64. As per the Entrustment Mahazar, the defacto complainant, the Central Bureau of Investigation officials and the independent witnesses assembled in the Office of the Additional Superintendent of Police at 6.00 A.M., on 6.3.2012. The defacto complainant allegedly produced two bundles of thousand rupee denominations, totalling to Rs.2 lakhs along with a iPad. The serial numbers of the currency notes and the IMEI number of the Apple iPad, were noted and Sodium Carbonate solutions were prepared, they were demonstrated to the witnesses and the currency notes were smeared with phenolphthalein powder kept in a plastic cover of Adyar Ananda Bhavan. According to the Entrustment Mahazar, the defacto complainant was instructed to proceed to the entrance of the residential quarters where the writ petitioner lived and where the driver of the writ petitioner allegedly asked the complainant to meet him. One of the independent witnesses was asked to accompany the defacto complainant to overhear the conversation. The Entrustment Mahazar states that the preparation of the Mahazar was concluded by about 7.55 A.M., in the morning of 6.3.2012.

65. After the Entrustment Mahazar, another Mahazar was allegedly prepared at 9.30 A.M., on 6.3.2012. As per this Mahazar, the car of the complainant went to the residential quarters of the writ petitioner at 9.00 A.M. The defacto complainant allegedly talked to the driver of the writ petitioner. Thereafter, the defacto complainant got into his car and returned to the Central Bureau of Investigation Office, stating that the writ petitioner had asked him through his driver to come to the DRI Office at T.Nagar by 4.00 P.M., in the Evening.

66. As Mr.V.Selvaraj, learned counsel for the petitioner pointed out, the Entrustment Mahazar, filed by the Central Bureau of Investigation, itself reveals that the body of the defacto complainant was searched by the independent witness Selvam and that except a wrist watch, a mobile phone, a colour purse, a hand kerchief and the key of a bike, nothing else was found on his body. The Entrustment Mahazar does not record that the defacto complainant was in possession of a car key.

67. But the defacto complainant, according to the next Mahazar, went only by car to the residential quarters of the writ petitioner. I do not know how this has happened. Anyway, I would not attach much importance to the same, since I am now dealing with a writ petition.
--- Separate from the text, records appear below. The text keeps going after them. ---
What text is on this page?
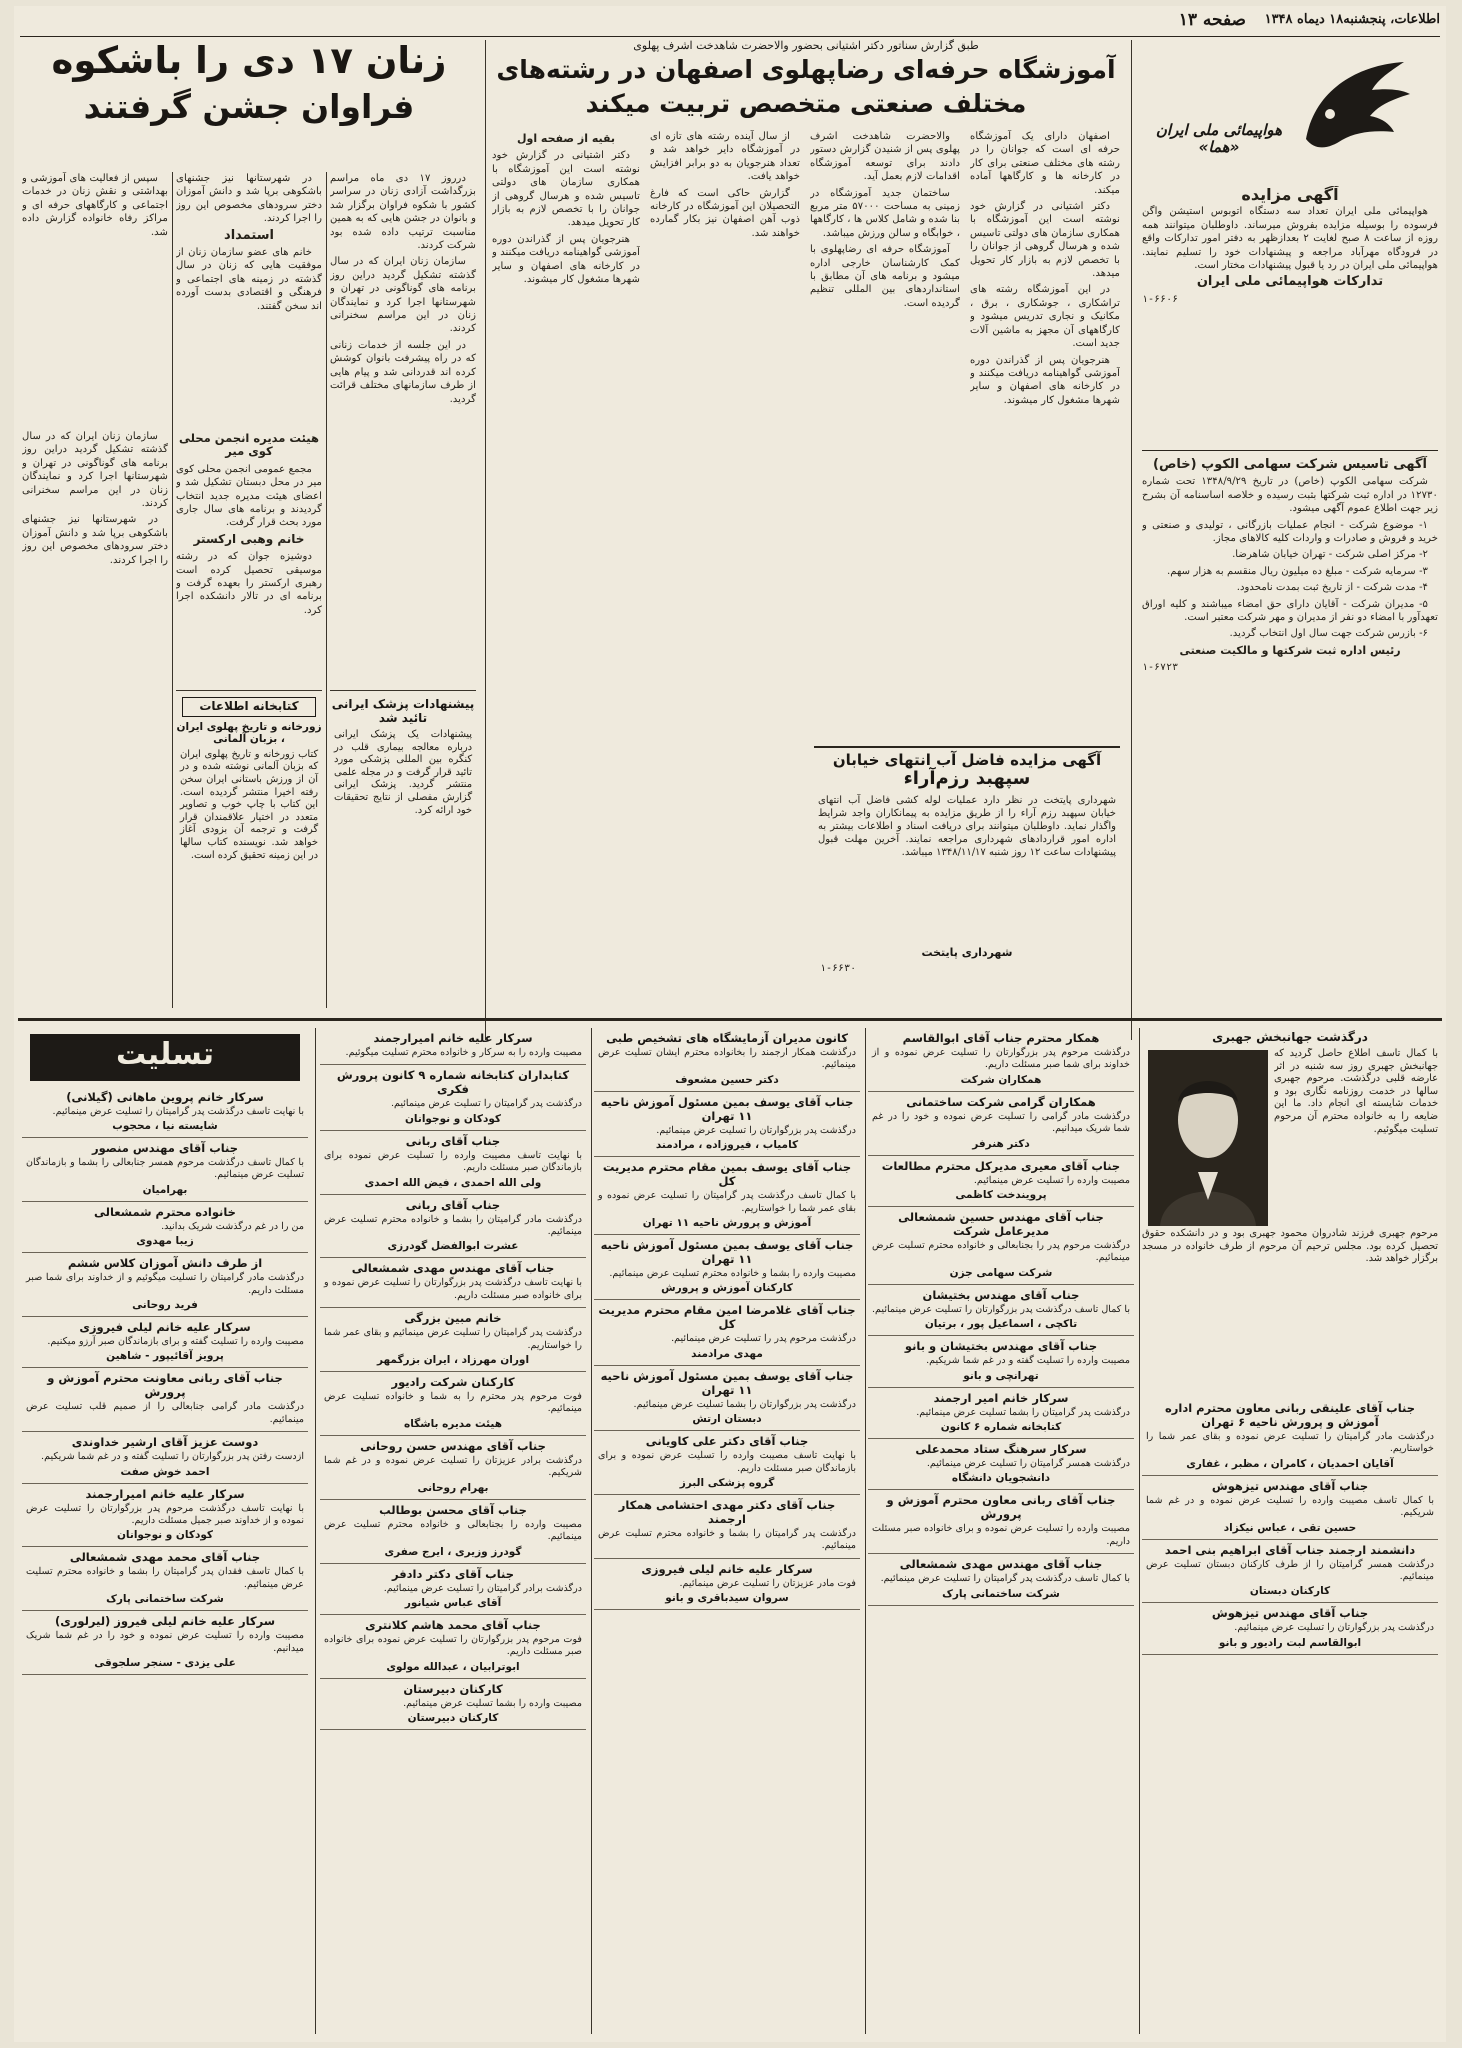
اطلاعات، پنجشنبه۱۸ دیماه ۱۳۴۸
صفحه ۱۳
هواپیمائی ملی ایران «هما»
آگهی مزایده

هواپیمائی ملی ایران تعداد سه دستگاه اتوبوس استیشن واگن فرسوده را بوسیله مزایده بفروش میرساند. داوطلبان میتوانند همه روزه از ساعت ۸ صبح لغایت ۲ بعدازظهر به دفتر امور تدارکات واقع در فرودگاه مهرآباد مراجعه و پیشنهادات خود را تسلیم نمایند. هواپیمائی ملی ایران در رد یا قبول پیشنهادات مختار است.

تدارکات هواپیمائی ملی ایران
۱-۶۶۰۶
آگهی تاسیس شرکت سهامی الکوپ (خاص)

شرکت سهامی الکوپ (خاص) در تاریخ ۱۳۴۸/۹/۲۹ تحت شماره ۱۲۷۳۰ در اداره ثبت شرکتها بثبت رسیده و خلاصه اساسنامه آن بشرح زیر جهت اطلاع عموم آگهی میشود.

۱- موضوع شرکت - انجام عملیات بازرگانی ، تولیدی و صنعتی و خرید و فروش و صادرات و واردات کلیه کالاهای مجاز.

۲- مرکز اصلی شرکت - تهران خیابان شاهرضا.

۳- سرمایه شرکت - مبلغ ده میلیون ریال منقسم به هزار سهم.

۴- مدت شرکت - از تاریخ ثبت بمدت نامحدود.

۵- مدیران شرکت - آقایان دارای حق امضاء میباشند و کلیه اوراق تعهدآور با امضاء دو نفر از مدیران و مهر شرکت معتبر است.

۶- بازرس شرکت جهت سال اول انتخاب گردید.

رئیس اداره ثبت شرکتها و مالکیت صنعتی
۱-۶۷۲۳
طبق گزارش سناتور دکتر اشتیانی بحضور والاحضرت شاهدخت اشرف پهلوی
آموزشگاه حرفه‌ای رضاپهلوی اصفهان در رشته‌های
مختلف صنعتی متخصص تربیت میکند

اصفهان دارای یک آموزشگاه حرفه ای است که جوانان را در رشته های مختلف صنعتی برای کار در کارخانه ها و کارگاهها آماده میکند.

دکتر اشتیانی در گزارش خود نوشته است این آموزشگاه با همکاری سازمان های دولتی تاسیس شده و هرسال گروهی از جوانان را با تخصص لازم به بازار کار تحویل میدهد.

در این آموزشگاه رشته های تراشکاری ، جوشکاری ، برق ، مکانیک و نجاری تدریس میشود و کارگاههای آن مجهز به ماشین آلات جدید است.

هنرجویان پس از گذراندن دوره آموزشی گواهینامه دریافت میکنند و در کارخانه های اصفهان و سایر شهرها مشغول کار میشوند.

والاحضرت شاهدخت اشرف پهلوی پس از شنیدن گزارش دستور دادند برای توسعه آموزشگاه اقدامات لازم بعمل آید.

ساختمان جدید آموزشگاه در زمینی به مساحت ۵۷۰۰۰ متر مربع بنا شده و شامل کلاس ها ، کارگاهها ، خوابگاه و سالن ورزش میباشد.

آموزشگاه حرفه ای رضاپهلوی با کمک کارشناسان خارجی اداره میشود و برنامه های آن مطابق با استانداردهای بین المللی تنظیم گردیده است.

از سال آینده رشته های تازه ای در آموزشگاه دایر خواهد شد و تعداد هنرجویان به دو برابر افزایش خواهد یافت.

گزارش حاکی است که فارغ التحصیلان این آموزشگاه در کارخانه ذوب آهن اصفهان نیز بکار گمارده خواهند شد.

بقیه از صفحه اول

دکتر اشتیانی در گزارش خود نوشته است این آموزشگاه با همکاری سازمان های دولتی تاسیس شده و هرسال گروهی از جوانان را با تخصص لازم به بازار کار تحویل میدهد.

هنرجویان پس از گذراندن دوره آموزشی گواهینامه دریافت میکنند و در کارخانه های اصفهان و سایر شهرها مشغول کار میشوند.

آگهی مزایده فاضل آب انتهای خیابان
سپهبد رزم‌آراء
شهرداری پایتخت در نظر دارد عملیات لوله کشی فاضل آب انتهای خیابان سپهبد رزم آراء را از طریق مزایده به پیمانکاران واجد شرایط واگذار نماید. داوطلبان میتوانند برای دریافت اسناد و اطلاعات بیشتر به اداره امور قراردادهای شهرداری مراجعه نمایند. آخرین مهلت قبول پیشنهادات ساعت ۱۲ روز شنبه ۱۳۴۸/۱۱/۱۷ میباشد.
شهرداری پایتخت
۱-۶۶۳۰
زنان ۱۷ دی را باشکوه
فراوان جشن گرفتند

درروز ۱۷ دی ماه مراسم بزرگداشت آزادی زنان در سراسر کشور با شکوه فراوان برگزار شد و بانوان در جشن هایی که به همین مناسبت ترتیب داده شده بود شرکت کردند.

سازمان زنان ایران که در سال گذشته تشکیل گردید دراین روز برنامه های گوناگونی در تهران و شهرستانها اجرا کرد و نمایندگان زنان در این مراسم سخنرانی کردند.

در این جلسه از خدمات زنانی که در راه پیشرفت بانوان کوشش کرده اند قدردانی شد و پیام هایی از طرف سازمانهای مختلف قرائت گردید.

در شهرستانها نیز جشنهای باشکوهی برپا شد و دانش آموزان دختر سرودهای مخصوص این روز را اجرا کردند.

استمداد

خانم های عضو سازمان زنان از موفقیت هایی که زنان در سال گذشته در زمینه های اجتماعی و فرهنگی و اقتصادی بدست آورده اند سخن گفتند.

سپس از فعالیت های آموزشی و بهداشتی و نقش زنان در خدمات اجتماعی و کارگاههای حرفه ای و مراکز رفاه خانواده گزارش داده شد.

هیئت مدیره انجمن محلی کوی میر

مجمع عمومی انجمن محلی کوی میر در محل دبستان تشکیل شد و اعضای هیئت مدیره جدید انتخاب گردیدند و برنامه های سال جاری مورد بحث قرار گرفت.

خانم وهبی ارکستر

دوشیزه جوان که در رشته موسیقی تحصیل کرده است رهبری ارکستر را بعهده گرفت و برنامه ای در تالار دانشکده اجرا کرد.

سازمان زنان ایران که در سال گذشته تشکیل گردید دراین روز برنامه های گوناگونی در تهران و شهرستانها اجرا کرد و نمایندگان زنان در این مراسم سخنرانی کردند.

در شهرستانها نیز جشنهای باشکوهی برپا شد و دانش آموزان دختر سرودهای مخصوص این روز را اجرا کردند.

کتابخانه اطلاعات
زورخانه و تاریخ پهلوی ایران ، بزبان آلمانی
کتاب زورخانه و تاریخ پهلوی ایران که بزبان آلمانی نوشته شده و در آن از ورزش باستانی ایران سخن رفته اخیرا منتشر گردیده است. این کتاب با چاپ خوب و تصاویر متعدد در اختیار علاقمندان قرار گرفت و ترجمه آن بزودی آغاز خواهد شد. نویسنده کتاب سالها در این زمینه تحقیق کرده است.
پیشنهادات پزشک ایرانی تائید شد
پیشنهادات یک پزشک ایرانی درباره معالجه بیماری قلب در کنگره بین المللی پزشکی مورد تائید قرار گرفت و در مجله علمی منتشر گردید. پزشک ایرانی گزارش مفصلی از نتایج تحقیقات خود ارائه کرد.
درگذشت جهانبخش جهبری
با کمال تاسف اطلاع حاصل گردید که جهانبخش جهبری روز سه شنبه در اثر عارضه قلبی درگذشت. مرحوم جهبری سالها در خدمت روزنامه نگاری بود و خدمات شایسته ای انجام داد. ما این ضایعه را به خانواده محترم آن مرحوم تسلیت میگوئیم.
مرحوم جهبری فرزند شادروان محمود جهبری بود و در دانشکده حقوق تحصیل کرده بود. مجلس ترحیم آن مرحوم از طرف خانواده در مسجد برگزار خواهد شد.
جناب آقای علینقی ربانی معاون محترم اداره آموزش و پرورش ناحیه ۶ تهران
درگذشت مادر گرامیتان را تسلیت عرض نموده و بقای عمر شما را خواستاریم.
آقایان احمدیان ، کامران ، مظبر ، غفاری
جناب آقای مهندس تیزهوش
با کمال تاسف مصیبت وارده را تسلیت عرض نموده و در غم شما شریکیم.
حسین تقی ، عباس نیکزاد
دانشمند ارجمند جناب آقای ابراهیم بنی احمد
درگذشت همسر گرامیتان را از طرف کارکنان دبستان تسلیت عرض مینمائیم.
کارکنان دبستان
جناب آقای مهندس تیزهوش
درگذشت پدر بزرگوارتان را تسلیت عرض مینمائیم.
ابوالقاسم لبت رادیور و بانو
همکار محترم جناب آقای ابوالقاسم
درگذشت مرحوم پدر بزرگوارتان را تسلیت عرض نموده و از خداوند برای شما صبر مسئلت داریم.
همکاران شرکت
همکاران گرامی شرکت ساختمانی
درگذشت مادر گرامی را تسلیت عرض نموده و خود را در غم شما شریک میدانیم.
دکتر هنرفر
جناب آقای معیری مدیرکل محترم مطالعات
مصیبت وارده را تسلیت عرض مینمائیم.
پرویندخت کاظمی
جناب آقای مهندس حسین شمشعالی مدیرعامل شرکت
درگذشت مرحوم پدر را بجنابعالی و خانواده محترم تسلیت عرض مینمائیم.
شرکت سهامی جزن
جناب آقای مهندس بختیشان
با کمال تاسف درگذشت پدر بزرگوارتان را تسلیت عرض مینمائیم.
تاکچی ، اسماعیل پور ، برتیان
جناب آقای مهندس بختیشان و بانو
مصیبت وارده را تسلیت گفته و در غم شما شریکیم.
تهرانچی و بانو
سرکار خانم امیر ارجمند
درگذشت پدر گرامیتان را بشما تسلیت عرض مینمائیم.
کتابخانه شماره ۶ کانون
سرکار سرهنگ ستاد محمدعلی
درگذشت همسر گرامیتان را تسلیت عرض مینمائیم.
دانشجویان دانشگاه
جناب آقای ربانی معاون محترم آموزش و پرورش
مصیبت وارده را تسلیت عرض نموده و برای خانواده صبر مسئلت داریم.
جناب آقای مهندس مهدی شمشعالی
با کمال تاسف درگذشت پدر گرامیتان را تسلیت عرض مینمائیم.
شرکت ساختمانی پارک
کانون مدیران آزمایشگاه های تشخیص طبی
درگذشت همکار ارجمند را بخانواده محترم ایشان تسلیت عرض مینمائیم.
دکتر حسین مشعوف
جناب آقای یوسف بمین مسئول آموزش ناحیه ۱۱ تهران
درگذشت پدر بزرگوارتان را تسلیت عرض مینمائیم.
کامیاب ، فیروزاده ، مرادمند
جناب آقای یوسف بمین مقام محترم مدیریت کل
با کمال تاسف درگذشت پدر گرامیتان را تسلیت عرض نموده و بقای عمر شما را خواستاریم.
آموزش و پرورش ناحیه ۱۱ تهران
جناب آقای یوسف بمین مسئول آموزش ناحیه ۱۱ تهران
مصیبت وارده را بشما و خانواده محترم تسلیت عرض مینمائیم.
کارکنان آموزش و پرورش
جناب آقای غلامرضا امین مقام محترم مدیریت کل
درگذشت مرحوم پدر را تسلیت عرض مینمائیم.
مهدی مرادمند
جناب آقای یوسف بمین مسئول آموزش ناحیه ۱۱ تهران
درگذشت پدر بزرگوارتان را بشما تسلیت عرض مینمائیم.
دبستان ارتش
جناب آقای دکتر علی کاویانی
با نهایت تاسف مصیبت وارده را تسلیت عرض نموده و برای بازماندگان صبر مسئلت داریم.
گروه پزشکی البرز
جناب آقای دکتر مهدی احتشامی همکار ارجمند
درگذشت پدر گرامیتان را بشما و خانواده محترم تسلیت عرض مینمائیم.
سرکار علیه خانم لیلی فیروزی
فوت مادر عزیزتان را تسلیت عرض مینمائیم.
سروان سیدباقری و بانو
سرکار علیه خانم امیرارجمند
مصیبت وارده را به سرکار و خانواده محترم تسلیت میگوئیم.
کتابداران کتابخانه شماره ۹ کانون پرورش فکری
درگذشت پدر گرامیتان را تسلیت عرض مینمائیم.
کودکان و نوجوانان
جناب آقای ربانی
با نهایت تاسف مصیبت وارده را تسلیت عرض نموده برای بازماندگان صبر مسئلت داریم.
ولی الله احمدی ، فیض الله احمدی
جناب آقای ربانی
درگذشت مادر گرامیتان را بشما و خانواده محترم تسلیت عرض مینمائیم.
عشرت ابوالفضل گودرزی
جناب آقای مهندس مهدی شمشعالی
با نهایت تاسف درگذشت پدر بزرگوارتان را تسلیت عرض نموده و برای خانواده صبر مسئلت داریم.
خانم مبین بزرگی
درگذشت پدر گرامیتان را تسلیت عرض مینمائیم و بقای عمر شما را خواستاریم.
اوران مهرزاد ، ایران بزرگمهر
کارکنان شرکت رادیور
فوت مرحوم پدر محترم را به شما و خانواده تسلیت عرض مینمائیم.
هیئت مدیره باشگاه
جناب آقای مهندس حسن روحانی
درگذشت برادر عزیزتان را تسلیت عرض نموده و در غم شما شریکیم.
بهرام روحانی
جناب آقای محسن بوطالب
مصیبت وارده را بجنابعالی و خانواده محترم تسلیت عرض مینمائیم.
گودرز وزیری ، ایرج صفری
جناب آقای دکتر دادفر
درگذشت برادر گرامیتان را تسلیت عرض مینمائیم.
آقای عباس شیانور
جناب آقای محمد هاشم کلانتری
فوت مرحوم پدر بزرگوارتان را تسلیت عرض نموده برای خانواده صبر مسئلت داریم.
ابوترابیان ، عبدالله مولوی
کارکنان دبیرستان
مصیبت وارده را بشما تسلیت عرض مینمائیم.
کارکنان دبیرستان
تسلیت
سرکار خانم پروین ماهانی (گیلانی)
با نهایت تاسف درگذشت پدر گرامیتان را تسلیت عرض مینمائیم.
شایسته نیا ، محجوب
جناب آقای مهندس منصور
با کمال تاسف درگذشت مرحوم همسر جنابعالی را بشما و بازماندگان تسلیت عرض مینمائیم.
بهرامیان
خانواده محترم شمشعالی
من را در غم درگذشت شریک بدانید.
زیبا مهدوی
از طرف دانش آموزان کلاس ششم
درگذشت مادر گرامیتان را تسلیت میگوئیم و از خداوند برای شما صبر مسئلت داریم.
فرید روحانی
سرکار علیه خانم لیلی فیروزی
مصیبت وارده را تسلیت گفته و برای بازماندگان صبر آرزو میکنیم.
پرویز آقائیپور - شاهین
جناب آقای ربانی معاونت محترم آموزش و پرورش
درگذشت مادر گرامی جنابعالی را از صمیم قلب تسلیت عرض مینمائیم.
دوست عزیز آقای ارشیر خداوندی
ازدست رفتن پدر بزرگوارتان را تسلیت گفته و در غم شما شریکیم.
احمد خوش صفت
سرکار علیه خانم امیرارجمند
با نهایت تاسف درگذشت مرحوم پدر بزرگوارتان را تسلیت عرض نموده و از خداوند صبر جمیل مسئلت داریم.
کودکان و نوجوانان
جناب آقای محمد مهدی شمشعالی
با کمال تاسف فقدان پدر گرامیتان را بشما و خانواده محترم تسلیت عرض مینمائیم.
شرکت ساختمانی پارک
سرکار علیه خانم لیلی فیروز (لیرلوری)
مصیبت وارده را تسلیت عرض نموده و خود را در غم شما شریک میدانیم.
علی یزدی - سنجر سلجوقی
68. The third Mahazar viz., the Recovery Mahazar shows that at about 16.30 hours, the defacto complainant was allegedly informed by the driver of the writ petitioner that the writ petitioner had gone to the Roman Catholic Church in Mylapore opposite to the Music Academy. According to the Recovery Mahazar, all the team members along with independent witnesses proceeded to the Roman Catholic Church premises around 18.00 hours. The official vehicle of the writ petitioner was there inside the premises and the driver Murugesan was seen standing near the car. As per the Recovery Mahazar, the defacto complainant proceeded to meet the driver in the Church premises. But the driver came to the road and met the complainant. The tainted money and the iPad were allegedly handed over by the complainant to the driver at that time and the driver is stated to have taken them to his car. The defacto complainant was allegedly informed by the driver that the writ petitioner was not in the Church and that only his wife was inside the Church and that the driver had to drop the wife of the writ petitioner at her residence and to pick up the writ petitioner from his Office at T.Nagar.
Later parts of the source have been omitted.